串1本100円か。安いな。何の肉だろう?


「ほれ、ぼっちゃん。これを食ってみろ」


口に突っ込まれることなく串を渡される。


むぐむぐむぐ


「旨い!」


「おいひいでふ・・・」


ミーシャ、食いながら話すとみっともないぞ。


「そうか、これは食えるか」


「なんの肉?」


「ビッグカウという大型魔物の肉だ。冒険者にも人気の串焼きだぞ」


ま、魔物?いや、この世界は羊や鳥も魔物だったな。


ん?カウ?牛肉か?そういや塩カルビだなこれ。


「ダン、これ旨いよ。鳥と同じくらい好きだ」


「そうか、じゃ追加でたのむか。オヤジあと20本くれ」


結局、ダンのおごりで俺とミーシャは串2本。ダンが合計9本食った。結構デカイ串肉なんだけどな・・・

残りの10本はおやっさん達へのお土産らしい。相変わらず気の利くやつだ。


串肉でお腹いっぱいになったお腹をさすりながら、おやっさんの店に戻る


「おぅ、戻ったか。出来てるぞ」


早ぇ、もう出来たのか?


出来上がったばかりの試作品を見てみる

元いた世界で見たのとそっくりだ


「良さそうだね。親方試してみて」


おやっさんが2m程の長さの木材を用意してくれてある。


「じゃ、親方、カンナから刃が出てるかどうかわからないくらいに調節してみて」


カンナの後ろを軽く叩いて刃の位置を調節してもらう。


「木材の上にカンナを置いて滑らせるように動かしてみて。おやっさんが打った刃なら力いらないと思うから」


「よし、任せとけ!」


しゅるしゅるしゅるっ~


カンナから極薄の削りカスが流れるように出てくる。おぉ、すげぇ一発であんな薄さで成功するとはさすが一流職人。


「上手く行ったみたいだな」


「おやっさん、やっぱり凄いよ。このカンナ芸術品だよ!」


「へっ、当たり前だ。刃物を打たせたら右に出るもんおらんわい」


おやっさんも上機嫌だ。


「兄貴、見てみろよこの木の美しさ」


「あぁ、こんな美しい木材見たことねぇ。

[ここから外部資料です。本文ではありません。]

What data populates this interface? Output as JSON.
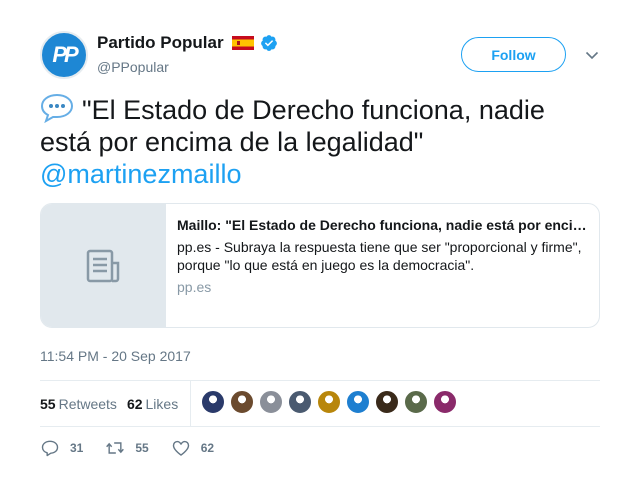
{
  "author": {
    "avatar_text": "PP",
    "display_name": "Partido Popular",
    "handle": "@PPopular",
    "verified": true
  },
  "follow_label": "Follow",
  "tweet": {
    "text": "\"El Estado de Derecho funciona, nadie está por encima de la legalidad\"",
    "mention": "@martinezmaillo"
  },
  "card": {
    "title": "Maillo: \"El Estado de Derecho funciona, nadie está por encima de la legalidad\"",
    "description": "pp.es - Subraya la respuesta tiene que ser \"proporcional y firme\", porque \"lo que está en juego es la democracia\".",
    "domain": "pp.es"
  },
  "timestamp": "11:54 PM - 20 Sep 2017",
  "stats": {
    "retweets_count": "55",
    "retweets_label": "Retweets",
    "likes_count": "62",
    "likes_label": "Likes"
  },
  "actions": {
    "replies": "31",
    "retweets": "55",
    "likes": "62"
  },
  "likers_colors": [
    "#2a3a6a",
    "#6b4a2e",
    "#8a8f99",
    "#4a5a70",
    "#b8860b",
    "#1e7fd0",
    "#3a2a1a",
    "#5a6a4a",
    "#8a2a6a"
  ],
  "colors": {
    "accent": "#1da1f2",
    "secondary_text": "#657786"
  }
}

おいミゲル、近い内にカンナの土台100個ばかし作って持ってこい」


「100個・・・?」


「お前、これからカンナ使って行くんだろ?それ見た大工はどうする?」


「あっ!」


「だろ?」


「おい坊主、このカンナ銀貨3枚で売るから取り分は銅板3枚でいいか?」


取り分?


「どういうこと?」


「あぁ、知らねぇのか。新しい道具は考えた奴が登録することで、売れた分だけ取り分貰えるんだよ。アイデア料って奴だ」


特許みたいなもんか。


「登録は坊主の名前でしておくのと、ワシがしておいて取り分を坊主に渡すのとどっちがいい?」


元々俺が考えたものでもないのに金もらうのもなぁ・・・


「おやっさん、別に取り分いらないよ」


「そういう訳にはいかん。これは仕事だ。貰うもんはきっちり貰え」


そういうもんか。


「分かった。名前はおやっさんでお願いしていいの?」


「坊主の名前だといらんことに巻き込まれるだろ?ワシの名前でやっておくから時々金取りにこい」


「おやっさん、何もかもありがとう」


「いや、ワシも十分儲けさせてもらうから気にすんな」


「坊主、カンナ教えてくれてありがとうな。これからもっと良い家バンバン作るからな。それにお前が家建てる時になったら遠慮無く言え。最高の家を建ててやる!」


「まだまだ先だと思うけどその時は宜しくね」


こうして思わぬ所で不労所得を得ることになった2歳児であった。